To start, simply log into the Duke MyChart portal from the Safari browser on your iPhone or iPod touch (the iPad doesn't currently support HealthKit). Tap on the My Medical Record tab along the top, then on the Download My Record option. This will take you to a page fitting called Download your Continuity of Care Document. Simply tap the green Download button here (Note: if you choose the option to encrypt the document, you will not be able to open it in the Health app).
The document will then download, and you'll be presented with a screen asking you what you'd like to do with it. If it doesn't say "Open in Health," tap the "More..." button and then select "Add to Health" from the top list. It'll be the icon with the heart on a white background as shown below:
You'll then be shown a preview of the record:
Including a searchable view of the C-CDA itself (some information here redacted):
If you're happy with this information, simply tap "Save" (see left screenshot above), and the record will be imported into the Health app.
To view this record later, simply open the Health app and select Health Records, where you will be able to view all imported records:
If you tap on the individual record from here, you will be able to view it as well as share it with other apps that can accept C-CDAs.
Also note that you are not prevented from importing documents from other individuals. I was able to import my daughters' C-CDAs and view them all from the Health app.

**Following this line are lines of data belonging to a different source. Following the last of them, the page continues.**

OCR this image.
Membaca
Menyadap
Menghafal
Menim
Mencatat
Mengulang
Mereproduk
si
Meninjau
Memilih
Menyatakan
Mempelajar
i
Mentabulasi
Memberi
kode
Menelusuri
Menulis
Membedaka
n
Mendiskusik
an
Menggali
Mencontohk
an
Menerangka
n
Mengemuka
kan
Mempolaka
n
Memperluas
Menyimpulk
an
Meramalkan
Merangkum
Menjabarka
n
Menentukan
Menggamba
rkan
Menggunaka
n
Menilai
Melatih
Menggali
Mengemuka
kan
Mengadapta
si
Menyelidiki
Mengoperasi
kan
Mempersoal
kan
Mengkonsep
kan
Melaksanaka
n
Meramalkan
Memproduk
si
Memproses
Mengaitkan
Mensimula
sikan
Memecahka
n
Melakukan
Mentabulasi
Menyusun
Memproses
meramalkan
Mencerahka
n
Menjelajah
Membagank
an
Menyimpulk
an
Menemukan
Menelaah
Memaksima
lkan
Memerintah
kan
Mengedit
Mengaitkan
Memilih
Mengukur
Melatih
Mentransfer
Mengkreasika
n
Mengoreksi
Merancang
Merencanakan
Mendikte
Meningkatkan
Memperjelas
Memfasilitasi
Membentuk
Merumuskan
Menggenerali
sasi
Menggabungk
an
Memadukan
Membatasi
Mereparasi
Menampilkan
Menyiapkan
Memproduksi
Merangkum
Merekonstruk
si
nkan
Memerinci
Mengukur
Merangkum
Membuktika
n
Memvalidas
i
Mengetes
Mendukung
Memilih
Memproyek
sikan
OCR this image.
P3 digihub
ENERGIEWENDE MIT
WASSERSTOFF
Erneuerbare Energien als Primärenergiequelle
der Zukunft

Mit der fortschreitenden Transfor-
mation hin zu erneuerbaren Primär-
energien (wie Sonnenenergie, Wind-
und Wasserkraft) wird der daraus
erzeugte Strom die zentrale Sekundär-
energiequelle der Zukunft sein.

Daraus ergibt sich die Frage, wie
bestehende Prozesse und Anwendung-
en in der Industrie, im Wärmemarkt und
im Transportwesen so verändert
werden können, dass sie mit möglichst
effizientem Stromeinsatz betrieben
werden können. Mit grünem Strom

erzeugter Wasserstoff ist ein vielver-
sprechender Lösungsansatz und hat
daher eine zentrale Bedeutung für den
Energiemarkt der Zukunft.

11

As I've mentioned previously, on import into the Health app there is very little parsing going on - just enough to identify the individual. If you share this document with another app, it will need to handle document parsing itself in order to make use of the structured content. Fortunately, there are already some open source tools popping up to handle such tasks, such as this one written by Alex Nolasco as part of HL7's C-CDA Rendering Tool Challenge, which contains a C-CDA parser as well as an iOS viewer written in Objective-C.
This is a great step forward in our march towards greater patient empowerment and health system transparency. I can't wait to see where the next steps take us!